Elle a 23 ans, il en a 22, elle est française, il est sans papiers. Ils se sont rencontrés dans un foyer. Aujourd’hui, ils sont les parents d’une petite fille de 18 mois.

Monsieur s’est fait contrôler près de la gare le 11 septembre – près des gares, pas besoin de raison.

Il n’a pas encore son titre de séjour même s’il y a droit. Il est le père d’une enfant française et contribue à son entretien et à son éducation (il ne suffit pas de vivre avec l’enfant, il faut apporter des preuves, attestations des organismes publics ou privés – crèche, école, médecin, enfin qui voudra bien le faire et à qui on raconte sa situation) Aussi, la Préfecture exige un certificat de nationalité française de l’enfant (même si un des parents est français et donc qu’il n’y a aucun doute sur la nationalité de l’enfant, il faut ce certificat, c’est long pour l’obtenir)

Les démarches pour le titre de séjour sont en cours auprès d’une « agence privée ». Oui, il n’y a plus d’accès possible, en personne, au guichet de la Préfecture – les étrangers ne sont pas des administrés comme les autres. Tout est dématérialisé. (Au passage, l’« agence privée » se gave, les délais pour être « aidés » sont longs, la procédure dématérialisée imbitable et régulièrement en carafe).

En audition police, Monsieur explique sa situation, administrative et familiale.

L’audition part chez la Préfète, qui décide en quelques heures d’une obligation de quitter le territoire français et d’une interdiction de retour en France pour un an (oui triple peine mais c’est légalement prévu) : « Monsieur n’a pas de carte de séjour, il n’a pas déposé de demande, il n’apporte pas les justificatifs au soutien de ses déclarations (à aucun moment la police ne demande aux personnes de réunir les justificatifs et de les transmettre, les préfectures se dépêchent, une retenue ne peux pas durer plus de 24h, et autant aller vite pour ajouter une petite barrette, une oqtf, une barrette, on fait du chiffre et on est bon élève auprès du Ministère de l’Intérieur)

La préfète décide aussi du placement en centre de rétention de Monsieur – oui, il a dit qu’il ne voulait pas rentrer dans son pays de nationalité pour rester auprès de sa famille – il présente un risque de fuite, alors on l’enferme (encore une petite barrette) en attendant d’organiser son renvoi.
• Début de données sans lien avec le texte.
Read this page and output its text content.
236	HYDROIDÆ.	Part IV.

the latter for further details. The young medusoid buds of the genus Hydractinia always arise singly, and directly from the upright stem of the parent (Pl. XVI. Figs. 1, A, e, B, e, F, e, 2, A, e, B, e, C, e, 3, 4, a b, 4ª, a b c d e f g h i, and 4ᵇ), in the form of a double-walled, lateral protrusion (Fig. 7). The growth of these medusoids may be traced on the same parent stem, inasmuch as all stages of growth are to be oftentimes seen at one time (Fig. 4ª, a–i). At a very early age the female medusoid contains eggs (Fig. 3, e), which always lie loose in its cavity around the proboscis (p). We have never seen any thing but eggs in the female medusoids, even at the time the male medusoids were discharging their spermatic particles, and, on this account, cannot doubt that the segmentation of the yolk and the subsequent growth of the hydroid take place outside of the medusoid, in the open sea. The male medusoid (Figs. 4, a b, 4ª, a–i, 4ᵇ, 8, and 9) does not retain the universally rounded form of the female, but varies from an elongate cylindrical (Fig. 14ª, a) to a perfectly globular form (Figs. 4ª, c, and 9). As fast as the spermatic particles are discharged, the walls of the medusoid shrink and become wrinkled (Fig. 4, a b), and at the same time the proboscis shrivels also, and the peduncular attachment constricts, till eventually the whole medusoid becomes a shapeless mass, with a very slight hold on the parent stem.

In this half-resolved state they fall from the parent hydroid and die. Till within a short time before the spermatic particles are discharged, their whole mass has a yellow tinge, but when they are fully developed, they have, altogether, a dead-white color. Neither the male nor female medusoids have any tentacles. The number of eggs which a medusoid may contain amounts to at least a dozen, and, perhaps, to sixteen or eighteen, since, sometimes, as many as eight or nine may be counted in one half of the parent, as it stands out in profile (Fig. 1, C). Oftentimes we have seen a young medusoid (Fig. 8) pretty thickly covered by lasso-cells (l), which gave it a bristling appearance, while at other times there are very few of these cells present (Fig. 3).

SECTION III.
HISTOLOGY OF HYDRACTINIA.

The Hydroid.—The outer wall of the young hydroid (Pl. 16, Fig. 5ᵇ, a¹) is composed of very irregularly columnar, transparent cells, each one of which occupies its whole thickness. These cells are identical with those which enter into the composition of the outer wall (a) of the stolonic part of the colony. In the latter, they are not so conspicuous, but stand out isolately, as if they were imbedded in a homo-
Nous sommes le 12 septembre.

Il présente un recours le 14 septembre contre les décisions de la Préfète, il est accompagné par une association de juristes qui bossent dans le centre de rétention.

Audience le 18 septembre.

96 heures pour réunir ce qu’on peut, sachant que pour bosser correctement, on a besoin des pièces de la procédure, que la Préfecture transmet le 17/09 à 18h30 et son mémoire en défense qu’elle balance le 18 septembre à 9h45 , 15 minutes avant l’audience.
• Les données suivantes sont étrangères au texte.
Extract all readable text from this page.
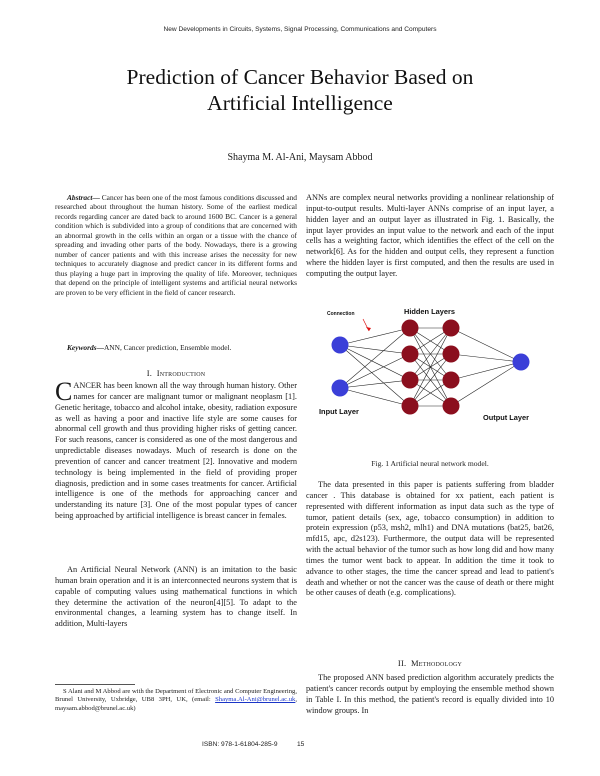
New Developments in Circuits, Systems, Signal Processing, Communications and Computers
Prediction of Cancer Behavior Based on
Artificial Intelligence
Shayma M. Al-Ani, Maysam Abbod

Abstract— Cancer has been one of the most famous conditions discussed and researched about throughout the human history. Some of the earliest medical records regarding cancer are dated back to around 1600 BC. Cancer is a general condition which is subdivided into a group of conditions that are concerned with an abnormal growth in the cells within an organ or a tissue with the chance of spreading and invading other parts of the body. Nowadays, there is a growing number of cancer patients and with this increase arises the necessity for new techniques to accurately diagnose and predict cancer in its different forms and thus playing a huge part in improving the quality of life. Moreover, techniques that depend on the principle of intelligent systems and artificial neural networks are proven to be very efficient in the field of cancer research.

Keywords—ANN, Cancer prediction, Ensemble model.

I. Introduction

CANCER has been known all the way through human history. Other names for cancer are malignant tumor or malignant neoplasm [1]. Genetic heritage, tobacco and alcohol intake, obesity, radiation exposure as well as having a poor and inactive life style are some causes for abnormal cell growth and thus providing higher risks of getting cancer. For such reasons, cancer is considered as one of the most dangerous and unpredictable diseases nowadays. Much of research is done on the prevention of cancer and cancer treatment [2]. Innovative and modern technology is being implemented in the field of providing proper diagnosis, prediction and in some cases treatments for cancer. Artificial intelligence is one of the methods for approaching cancer and understanding its nature [3]. One of the most popular types of cancer being approached by artificial intelligence is breast cancer in females.

An Artificial Neural Network (ANN) is an imitation to the basic human brain operation and it is an interconnected neurons system that is capable of computing values using mathematical functions in which they determine the activation of the neuron[4][5]. To adapt to the environmental changes, a learning system has to change itself. In addition, Multi-layers

S Alani and M Abbod are with the Department of Electronic and Computer Engineering, Brunel University, Uxbridge, UB8 3PH, UK, (email: Shayma.Al-Ani@brunel.ac.uk, maysam.abbod@brunel.ac.uk)

ANNs are complex neural networks providing a nonlinear relationship of input-to-output results. Multi-layer ANNs comprise of an input layer, a hidden layer and an output layer as illustrated in Fig. 1. Basically, the input layer provides an input value to the network and each of the input cells has a weighting factor, which identifies the effect of the cell on the network[6]. As for the hidden and output cells, they represent a function where the hidden layer is first computed, and then the results are used in computing the output layer.

Connection	Hidden Layers
Input Layer
Output Layer
Fig. 1 Artificial neural network model.

The data presented in this paper is patients suffering from bladder cancer . This database is obtained for xx patient, each patient is represented with different information as input data such as the type of tumor, patient details (sex, age, tobacco consumption) in addition to protein expression (p53, msh2, mlh1) and DNA mutations (bat25, bat26, mfd15, apc, d2s123). Furthermore, the output data will be represented with the actual behavior of the tumor such as how long did and how many times the tumor went back to appear. In addition the time it took to advance to other stages, the time the cancer spread and lead to patient's death and whether or not the cancer was the cause of death or there might be other causes of death (e.g. complications).

II. Methodology

The proposed ANN based prediction algorithm accurately predicts the patient's cancer records output by employing the ensemble method shown in Table I. In this method, the patient's record is equally divided into 10 window groups. In

ISBN: 978-1-61804-285-9	15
L’audience est difficile pour Madame et Monsieur. Il arrive encadré par la police, il est inquiet et fatigué, 7 jours dans un centre de rétention c’est long et difficile (En France on peut garder les gens enfermés 90 jours au maximum dans des conditions indignes et insécures le temps d’organiser leur renvoi), le représentant du Préfet ne connaît pas le dossier, il s’en fout, il défend avec des lieux communs et des préjugés insupportables, c’est dur à entendre pour Madame et Monsieur. Il ajoute de la violence à la violence et à la violence..

Puis mise en délibéré, la juge, unique, rendra son jugement bientôt, ce soir ou demain ou après demain, bientôt quoi. Encore de la violence à la violence.

Monsieur repart au centre rétention, Madame et la petite à la maison. Maintenant il faut attendre.